Editorial
Texte: Gary Drechou
Photo: Heidi Diaz - Service d'appui multimédia (SAM)

Mot à maux

« J’ai 24 ans (…) et je suis atteint d’une tumeur au cerveau depuis l’âge de 3 ans. Je souhaite partager mon histoire avec vos lecteurs (…). »

En savoir plus:

(1) «Humaniser les médecins par la littérature?», Sylvie Logean, Le Temps , 28 novembre 2017

(2) «Santé, maladie et poésie – Pour une médecine narrative six fois millénaire», d’Armelle Jacquet-Andrieu et Nejma Batikhy, tiré de l’ouvrage collectif «Santé et bien-être à l’épreuve de la littérature» sous la direction de Maria de Jesus Cabral et José Domingues de Almeida, Lambert-Lucas, 2017

En relevant cet e-mail adressé en début d’année à la rédaction d’In Vivo, je me suis interrogé: qu’est-ce qui peut bien pousser un jeune homme, au beau milieu de ses traitements pour une récidive, à vouloir (se) raconter? Si cette personne a finalement pu partager son histoire sous la forme d’une interview filmée, la même question peut se poser à la lecture des nombreux récits de patients – témoignages poignants, messages de gratitude, lettres de souffrance ou déclarations de colère – publiés quotidiennement sur les réseaux sociaux.

Le besoin de mettre les maux en mots serait-il sous-estimé? C’est en tout cas ce que soutient le mouvement de la médecine narrative, en plein essor depuis la fin des années 1990. «Le patient se raconte à travers une histoire qui porte sa propre chronologie, sa propre causalité, explique ainsi Alexandre Wanger, professeur associé à l’Institut éthique, histoire et humanités de la Faculté de médecine de l’Université de Genève (UNIGE), dans un article du journal Le Temps (1). Un médecin doit pouvoir interpréter ce récit, en comprendre le sens et les acteurs, pour le traduire en un cas médical. Le soin devient alors la construction d’un récit commun où les mots sont un support partagé (…).»

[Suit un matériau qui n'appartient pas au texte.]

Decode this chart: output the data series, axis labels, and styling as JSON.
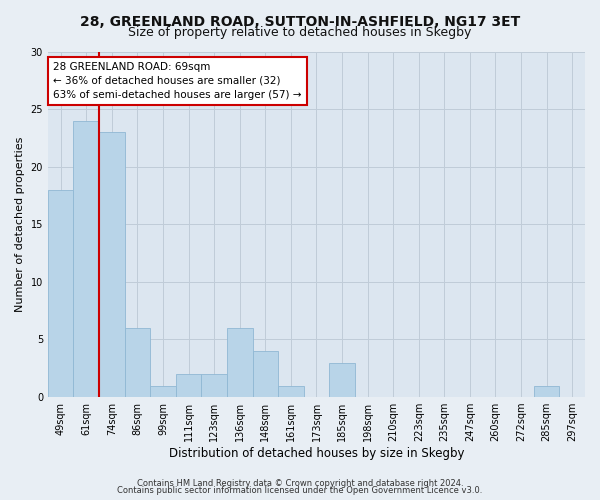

Dans cet esprit, lorsqu’il a été proposé aux patients de l’hôpital neuro-cardiologique de Lyon de «prendre le temps d’écrire», 89 «poèmes d’hôpital» ont été recueillis (2), tous éclairants à leur façon. Un atelier de poésie à l’échelle du CHUV? Pourquoi pas! À Montréal, l’équipe de recherche In Fieri pour l’innovation responsable en santé a même lancé l’an dernier un magazine, baptisé Palindrome, qui s’autorise à faire cohabiter la littérature et la santé. Des sujets variés allant du diagnostic préimplantatoire à l’aide médicale à mourir y sont abordés sous la forme de créations littéraires.

Ne soyez donc pas surpris de découvrir, dans ce numéro d’In Vivo, une nouvelle rubrique « En lectures », sélection d’ouvrages et de témoignages préparée en collaboration avec le magazine Aimer Lire, édité par Payot Libraire. Ces «libres échos» viendront répondre au dossier de chaque édition: ici, le récit de notre immersion d’un an dans les coulisses d’un essai clinique mené au CHUV. Le plus marquant, d’ailleurs, dans ce reportage au long cours ? Ces instants où patients, médecins et soignants semblent écrire ensemble leur propre histoire. Où, dans les mots du poète franco-uruguayen Jules Supervielle, ils ne «(…) forment plus qu’un monstre souffleur à une seule oreille qui va et vient (…) / Et soudain se crispe sur le cœur».